Fort de ce succès, l’année suivante, il met en scène, pour la télévision, un deuxième court métrage (Janine), de fiction cette fois, d’après un scénario de Claude Berri. De 1963 à 1966, il se consacre presque exclusivement à des réalisations pour le nouveau média (films de voyages, documentaires pour la série “Les chroniques de France”…).

En 1969, L’enfance nue propulse Pialat sur le devant de la scène. Ce film bouleversant sur un gamin de l’Assistance publique est acclamé par les critiques. Il obtient le prix Jean-Vigo et des récompenses aux festivals de Venise et de New York. La même année, Claude Chabrol lui propose de jouer le rôle du commissaire de police dans Que la bête meure. Taciturne et peu loquace, il y impose sa lourde stature.

En 1970 et 1971, il travaille de nouveau pour la télévision qui lui a confié la réalisation d’une série de fiction (La Maison des bois) en sept épisodes d’une heure.
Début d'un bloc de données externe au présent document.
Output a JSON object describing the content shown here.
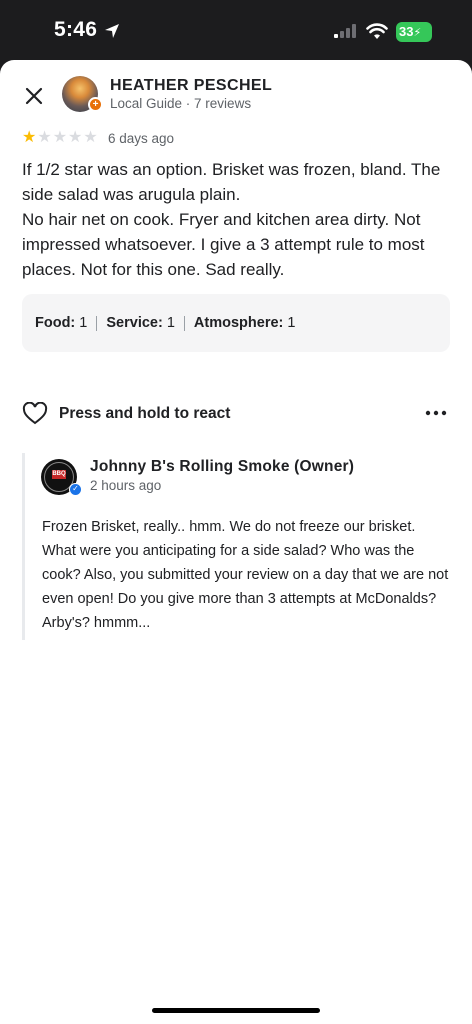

A partir de son deuxième film Nous ne vieillirons pas ensemble, sélectionné au Festival de Cannes, en 1972, et couronné par le prix d’interprétation masculine de

Jean Yanne, il se consacre entièrement au cinéma. Sur la lancée du bon accueil que reçoit cette histoire d’un homme lassé de sa vie de couple et d’une femme qui affirme peu à peu sa personnalité face à ce mari de plus en plus odieux, il réalise successivement La Gueule ouverte (1974), douloureuse et poignante description des derniers instants d’une femme entourée par son mari, son fils et sa belle-fille. Passe ton bac d’abord (1978-1979), présente l’autopsie d’un groupe d’adolescents du nord de la France, copains et copines sans illusion, et Loulou (1980), conte l’adultère d’une petite bourgeoise attirée par la marginalité d’un loubard. Sélectionné au festival de Cannes, ce dernier film scelle aussi la rencontre de Maurice Pialat et Gérard Depardieu.

A nos amours (1983) est son premier grand succès public. Ce portrait cinglant et âpre d’une jeune fille en plein désarroi, dans une famille bouleversée (le rôle du père est tenu par Pialat lui-même), considéré par beaucoup comme un chef-d’œuvre, est récompensé par deux Césars (meilleur film ex aequo avec Le Bal d’Ettore Scola, meilleur espoir féminin pour Sandrine Bonnaire) et le prix Louis-Delluc 1983.

Police (1985), anatomie d’un commissariat de quartier dans lequel un inspecteur de police est confronté au doute ; Sous le soleil de Satan (1987) d’après l’œuvre de Georges Bernanos, évoque le combat spirituel, la quête d’absolu d’un humble curé de village. Gerard Depardieu incarne l’inspecteur de Police et le curé de Sous le soleil de Satan où Sandrine Bonnaire est sa partenaire. Un poing levé face aux sifflets d’une partie des spectateurs, une phrase en conclusion de ses ” remerciements ” : “Sachez que si vous ne m’aimez pas, je ne vous aime pas non plu “, lorsqu’il s’empare de la Palme la cérémonie de remise des prix du Festival de Cannes vont créer un malaise entre le grand public et lui. Écorché vif, furieux de voir la décision du jury contestée, il se refermera un peu plus sur lui-même.

Il faut attendre 1991 pour découvrir Van Gogh, vision d’un réalisateur-peintre sur un artiste en décalage avec son temps. Les images sont somptueuses, la construction narrative d’une grande intelligence. Quant au jeu acéré de Jacques Dutronc, il lui vaudra le César 1992 du meilleur acteur. En 1995, il renoue avec cette vérité des sentiments dans les rapports amoureux et familiaux et retrouve une fois encore Gérard Depardieu pour Le Garçu. Cette chronique douce-amère autour d’un père insupportable et grande gueule, fou d’amour et invivable, de femmes entre deux rives s’avère aussi un regard sensible et pathétique sur l’enfance. Avec ses yeux immenses et l’inconscience de son âge, sa joie de vivre et ses caprices, le petit Antoine (joué par le propre fils du réalisateur) profite des rapports ” perturbés ” de ses parents autant qu’il les subit.